A few weeks ago, [Debarghya Das] had two friends eagerly awaiting the results of their High School exit exams, the ISC national examination, taken by 65,000 12th graders in India. This exam is vitally important for each student’s future; a few points determines which university will accept you and which will reject you. One of [Debraghya]’s friends was a little anxious about his grade and asked if it was possible to hack into the board of education’s servers to see the grades before they were posted. [Debraghya] did just that, and was able to download the exam records of nearly every student that took the test.. Looking even closer at the data, he also found evidence these grades were changed in some way.

Getting the grades off the CISCE board of education’s servers was very simple; each school has a separate code, and each student is given an individual number. With the simplest javascript magic, [Debraghya] discovered that individual grades could be accessed by pointing a script to /[4 digit school ID]/[3 digit student ID] on the CISCE server. There was absolutely no security here, an impressive oversight indeed.

After writing a small script and running it on a few machines, [Debraghya] had the exam results, names, and national IDs of 65,000 students. Taking a closer look at the data, he plotted all the scores and came up with a very strange-looking graph (seen above). It looked like a hedgehog, when nearly any test with a population this large should be a continuous curve.
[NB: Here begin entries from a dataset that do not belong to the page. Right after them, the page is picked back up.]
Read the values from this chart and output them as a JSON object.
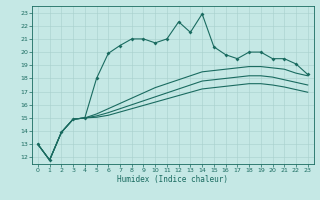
{
  "title": "",
  "xlabel": "Humidex (Indice chaleur)",
  "xlim": [
    -0.5,
    23.5
  ],
  "ylim": [
    11.5,
    23.5
  ],
  "yticks": [
    12,
    13,
    14,
    15,
    16,
    17,
    18,
    19,
    20,
    21,
    22,
    23
  ],
  "xticks": [
    0,
    1,
    2,
    3,
    4,
    5,
    6,
    7,
    8,
    9,
    10,
    11,
    12,
    13,
    14,
    15,
    16,
    17,
    18,
    19,
    20,
    21,
    22,
    23
  ],
  "bg_color": "#c5e8e5",
  "grid_color": "#a8d0cc",
  "line_color": "#1a6b60",
  "line1": {
    "x": [
      0,
      1,
      2,
      3,
      4,
      5,
      6,
      7,
      8,
      9,
      10,
      11,
      12,
      13,
      14,
      15,
      16,
      17,
      18,
      19,
      20,
      21,
      22,
      23
    ],
    "y": [
      13.0,
      11.8,
      13.9,
      14.9,
      15.0,
      18.0,
      19.9,
      20.5,
      21.0,
      21.0,
      20.7,
      21.0,
      22.3,
      21.5,
      22.9,
      20.4,
      19.8,
      19.5,
      20.0,
      20.0,
      19.5,
      19.5,
      19.1,
      18.3
    ]
  },
  "line2": {
    "x": [
      0,
      1,
      2,
      3,
      4,
      5,
      6,
      7,
      8,
      9,
      10,
      11,
      12,
      13,
      14,
      15,
      16,
      17,
      18,
      19,
      20,
      21,
      22,
      23
    ],
    "y": [
      13.0,
      11.8,
      13.9,
      14.9,
      15.0,
      15.3,
      15.7,
      16.1,
      16.5,
      16.9,
      17.3,
      17.6,
      17.9,
      18.2,
      18.5,
      18.6,
      18.7,
      18.8,
      18.9,
      18.9,
      18.8,
      18.7,
      18.4,
      18.2
    ]
  },
  "line3": {
    "x": [
      0,
      1,
      2,
      3,
      4,
      5,
      6,
      7,
      8,
      9,
      10,
      11,
      12,
      13,
      14,
      15,
      16,
      17,
      18,
      19,
      20,
      21,
      22,
      23
    ],
    "y": [
      13.0,
      11.8,
      13.9,
      14.9,
      15.0,
      15.15,
      15.4,
      15.7,
      16.0,
      16.3,
      16.6,
      16.9,
      17.2,
      17.5,
      17.8,
      17.9,
      18.0,
      18.1,
      18.2,
      18.2,
      18.1,
      17.9,
      17.7,
      17.5
    ]
  },
  "line4": {
    "x": [
      0,
      1,
      2,
      3,
      4,
      5,
      6,
      7,
      8,
      9,
      10,
      11,
      12,
      13,
      14,
      15,
      16,
      17,
      18,
      19,
      20,
      21,
      22,
      23
    ],
    "y": [
      13.0,
      11.8,
      13.9,
      14.9,
      15.0,
      15.05,
      15.2,
      15.45,
      15.7,
      15.95,
      16.2,
      16.45,
      16.7,
      16.95,
      17.2,
      17.3,
      17.4,
      17.5,
      17.6,
      17.6,
      17.5,
      17.35,
      17.15,
      16.95
    ]
  }
}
[Debraghya] is convinced he’s discovered evidence of grade tampering. Nearly a third of all possible scores aren’t represented in the data, but scores from 94 to 100 are accounted for, making the hedgehog shape of the graph statistically impossible. Of course [Debraghya] only has the raw scores, and doesn’t know exactly how the tests were scored or how they were manipulated. He does know the scores were altered, though, either through normalizing the raw scores or something stranger and more sinister.

While scraping data off an unencrypted server isn’t much of a hack, despite what the news will tell you, we’re awfully impressed with [Debraghya]’s analysis of the data and his ability to blow the whistle and put this data out in the open. Without any information on how these scores were changed, it doesn’t really change anything, and we’ll welcome any speculation in the comments.